Drink Counter: We call my cousin Phil “Poncho”, so this one is a dedication to him. A few years back he introduced me to a delicious alcoholic concoction that we’ve named “Splash” which combines Bacardi Limon and Monster Rehab. After half a dozen strong “Splashes” I’d be ready to wear that Beetlejuice Poncho with pride. And I’ll forever be on the lookout for a fedora that fits my oversize dome as well as that fedora fits Russ. Just know that if you’re in the Bahamas and you have a larger than average head, you aren’t going to find a fedora there.
WARNING: Don’t EVER mix Bacardi Limon and Monster Rehab. I had a few too many “Splashes” in Miami on Spring Break two years ago and I think I shaved four and half years off my life expectancy because of it.
Evaluation: This is by far my favorite Russell Westbrook outfit you’ve seen here today.
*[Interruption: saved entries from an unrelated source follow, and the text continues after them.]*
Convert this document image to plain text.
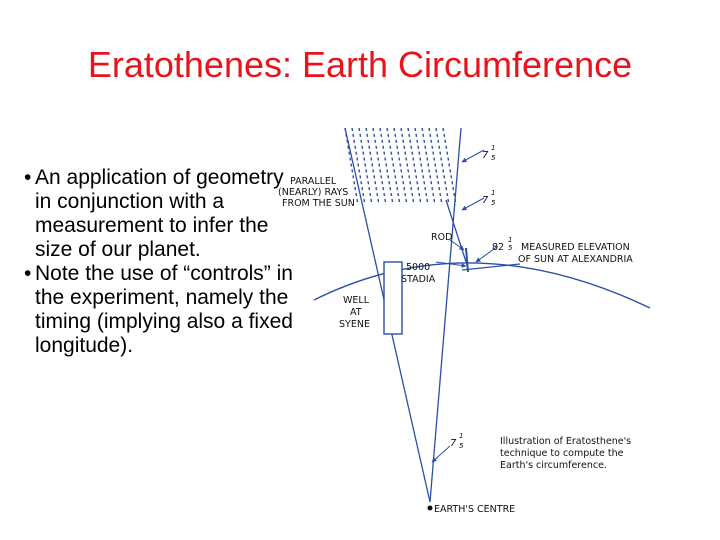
Eratothenes: Earth Circumference
• An application of geometry in conjunction with a measurement to infer the size of our planet.
• Note the use of “controls” in the experiment, namely the timing (implying also a fixed longitude).
PARALLEL
(NEARLY) RAYS
FROM THE SUN
ROD
5000
STADIA
WELL
AT
SYENE
82 MEASURED ELEVATION
OF SUN AT ALEXANDRIA
Illustration of Eratosthene's
technique to compute the
Earth's circumference.
EARTH'S CENTRE
7
1
5
7
1
5
1
5
7
1
5
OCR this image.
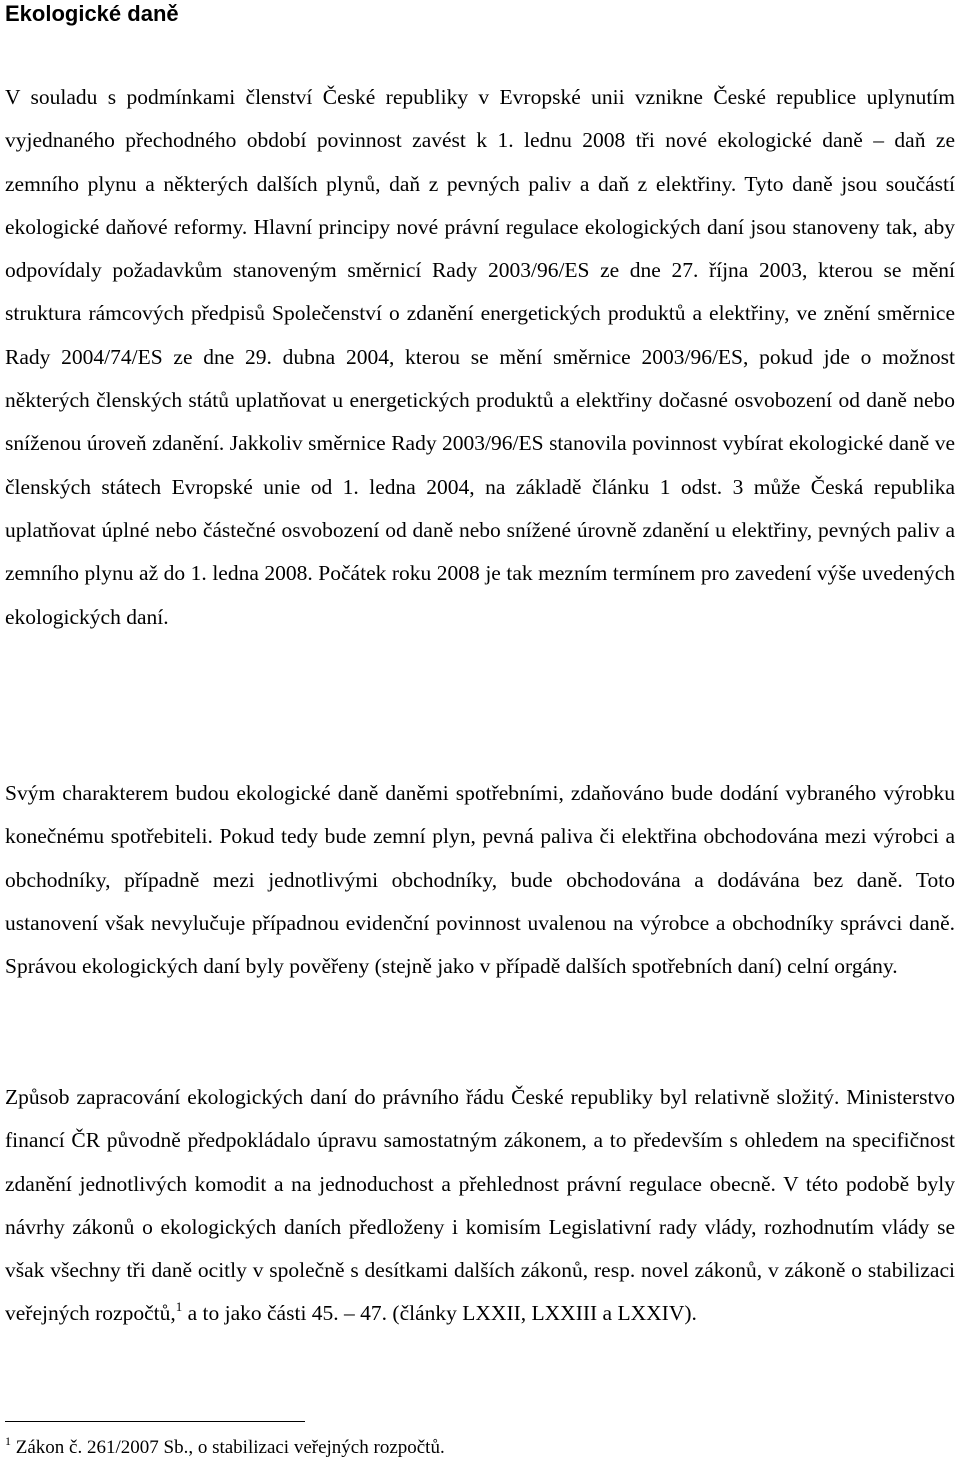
Ekologické daně

V souladu s podmínkami členství České republiky v Evropské unii vznikne České republice uplynutím vyjednaného přechodného období povinnost zavést k 1. lednu 2008 tři nové ekologické daně – daň ze zemního plynu a některých dalších plynů, daň z pevných paliv a daň z elektřiny. Tyto daně jsou součástí ekologické daňové reformy. Hlavní principy nové právní regulace ekologických daní jsou stanoveny tak, aby odpovídaly požadavkům stanoveným směrnicí Rady 2003/96/ES ze dne 27. října 2003, kterou se mění struktura rámcových předpisů Společenství o zdanění energetických produktů a elektřiny, ve znění směrnice Rady 2004/74/ES ze dne 29. dubna 2004, kterou se mění směrnice 2003/96/ES, pokud jde o možnost některých členských států uplatňovat u energetických produktů a elektřiny dočasné osvobození od daně nebo sníženou úroveň zdanění. Jakkoliv směrnice Rady 2003/96/ES stanovila povinnost vybírat ekologické daně ve členských státech Evropské unie od 1. ledna 2004, na základě článku 1 odst. 3 může Česká republika uplatňovat úplné nebo částečné osvobození od daně nebo snížené úrovně zdanění u elektřiny, pevných paliv a zemního plynu až do 1. ledna 2008. Počátek roku 2008 je tak mezním termínem pro zavedení výše uvedených ekologických daní.

Svým charakterem budou ekologické daně daněmi spotřebními, zdaňováno bude dodání vybraného výrobku konečnému spotřebiteli. Pokud tedy bude zemní plyn, pevná paliva či elektřina obchodována mezi výrobci a obchodníky, případně mezi jednotlivými obchodníky, bude obchodována a dodávána bez daně. Toto ustanovení však nevylučuje případnou evidenční povinnost uvalenou na výrobce a obchodníky správci daně. Správou ekologických daní byly pověřeny (stejně jako v případě dalších spotřebních daní) celní orgány.

Způsob zapracování ekologických daní do právního řádu České republiky byl relativně složitý. Ministerstvo financí ČR původně předpokládalo úpravu samostatným zákonem, a to především s ohledem na specifičnost zdanění jednotlivých komodit a na jednoduchost a přehlednost právní regulace obecně. V této podobě byly návrhy zákonů o ekologických daních předloženy i komisím Legislativní rady vlády, rozhodnutím vlády se však všechny tři daně ocitly v společně s desítkami dalších zákonů, resp. novel zákonů, v zákoně o stabilizaci veřejných rozpočtů,$^1$ a to jako části 45. – 47. (články LXXII, LXXIII a LXXIV).

$^1$ Zákon č. 261/2007 Sb., o stabilizaci veřejných rozpočtů.
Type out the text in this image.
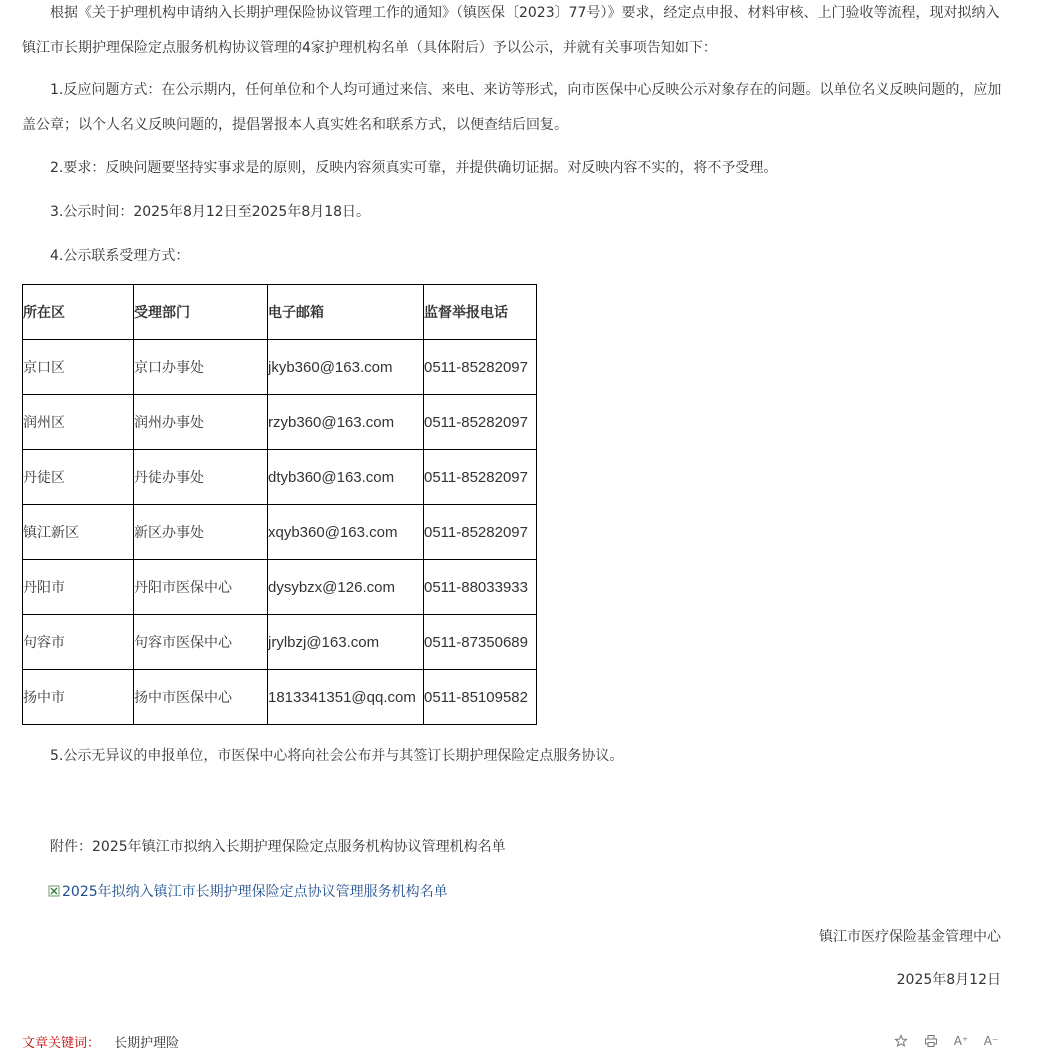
根据《关于护理机构申请纳入长期护理保险协议管理工作的通知》（镇医保〔2023〕77号）》要求，经定点申报、材料审核、上门验收等流程，现对拟纳入镇江市长期护理保险定点服务机构协议管理的4家护理机构名单（具体附后）予以公示，并就有关事项告知如下：

1.反应问题方式：在公示期内，任何单位和个人均可通过来信、来电、来访等形式，向市医保中心反映公示对象存在的问题。以单位名义反映问题的，应加盖公章；以个人名义反映问题的，提倡署报本人真实姓名和联系方式，以便查结后回复。

2.要求：反映问题要坚持实事求是的原则，反映内容须真实可靠，并提供确切证据。对反映内容不实的，将不予受理。

3.公示时间：2025年8月12日至2025年8月18日。

4.公示联系受理方式：

所在区	受理部门	电子邮箱	监督举报电话
京口区	京口办事处	jkyb360@163.com	0511-85282097
润州区	润州办事处	rzyb360@163.com	0511-85282097
丹徒区	丹徒办事处	dtyb360@163.com	0511-85282097
镇江新区	新区办事处	xqyb360@163.com	0511-85282097
丹阳市	丹阳市医保中心	dysybzx@126.com	0511-88033933
句容市	句容市医保中心	jrylbzj@163.com	0511-87350689
扬中市	扬中市医保中心	1813341351@qq.com	0511-85109582

5.公示无异议的申报单位，市医保中心将向社会公布并与其签订长期护理保险定点服务协议。

附件：2025年镇江市拟纳入长期护理保险定点服务机构协议管理机构名单
2025年拟纳入镇江市长期护理保险定点协议管理服务机构名单
镇江市医疗保险基金管理中心
2025年8月12日
文章关键词： 长期护理险	A⁺ A⁻
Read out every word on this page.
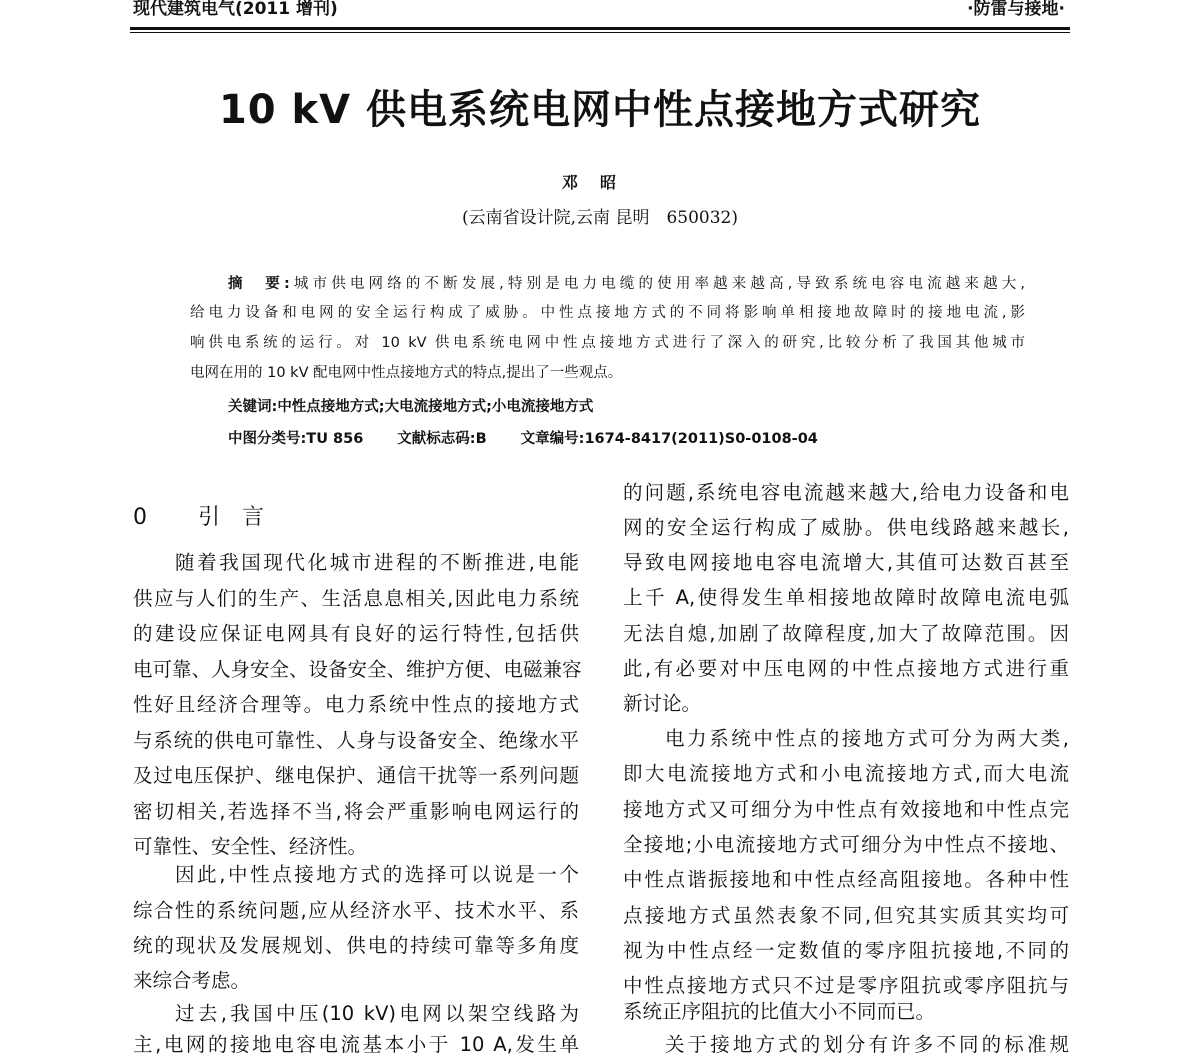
现代建筑电气(2011 增刊)	·防雷与接地·
10 kV 供电系统电网中性点接地方式研究
邓昭
(云南省设计院,云南 昆明　650032)
摘　要:城市供电网络的不断发展,特别是电力电缆的使用率越来越高,导致系统电容电流越来越大,
给电力设备和电网的安全运行构成了威胁。中性点接地方式的不同将影响单相接地故障时的接地电流,影
响供电系统的运行。对 10 kV 供电系统电网中性点接地方式进行了深入的研究,比较分析了我国其他城市
电网在用的 10 kV 配电网中性点接地方式的特点,提出了一些观点。
关键词:中性点接地方式;大电流接地方式;小电流接地方式
中图分类号:TU 856 文献标志码:B 文章编号:1674-8417(2011)S0-0108-04
0 引言
随着我国现代化城市进程的不断推进,电能
供应与人们的生产、生活息息相关,因此电力系统
的建设应保证电网具有良好的运行特性,包括供
电可靠、人身安全、设备安全、维护方便、电磁兼容
性好且经济合理等。电力系统中性点的接地方式
与系统的供电可靠性、人身与设备安全、绝缘水平
及过电压保护、继电保护、通信干扰等一系列问题
密切相关,若选择不当,将会严重影响电网运行的
可靠性、安全性、经济性。
因此,中性点接地方式的选择可以说是一个
综合性的系统问题,应从经济水平、技术水平、系
统的现状及发展规划、供电的持续可靠等多角度
来综合考虑。
过去,我国中压(10 kV)电网以架空线路为
主,电网的接地电容电流基本小于 10 A,发生单
的问题,系统电容电流越来越大,给电力设备和电
网的安全运行构成了威胁。供电线路越来越长,
导致电网接地电容电流增大,其值可达数百甚至
上千 A,使得发生单相接地故障时故障电流电弧
无法自熄,加剧了故障程度,加大了故障范围。因
此,有必要对中压电网的中性点接地方式进行重
新讨论。
电力系统中性点的接地方式可分为两大类,
即大电流接地方式和小电流接地方式,而大电流
接地方式又可细分为中性点有效接地和中性点完
全接地;小电流接地方式可细分为中性点不接地、
中性点谐振接地和中性点经高阻接地。各种中性
点接地方式虽然表象不同,但究其实质其实均可
视为中性点经一定数值的零序阻抗接地,不同的
中性点接地方式只不过是零序阻抗或零序阻抗与
系统正序阻抗的比值大小不同而已。
关于接地方式的划分有许多不同的标准规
It resembles actual human clothing, and he pulls it off gloriously. I once wore a white tuxedo to my Senior prom and I’ve probably never looked cooler than right then. Russ is wearing a white shirt, white pants, white shoes, a nice watch and a gold chain, PLUS a jean jacket. Good God. Russ got someone pregnant the night he was wearing this.
Drink Counter: I’d be knocking back shot after shot of Rumple Minze just so I felt as cool as a fucking glacier when I went out, because that’s exactly what I’d look like … a literal fucking glacier.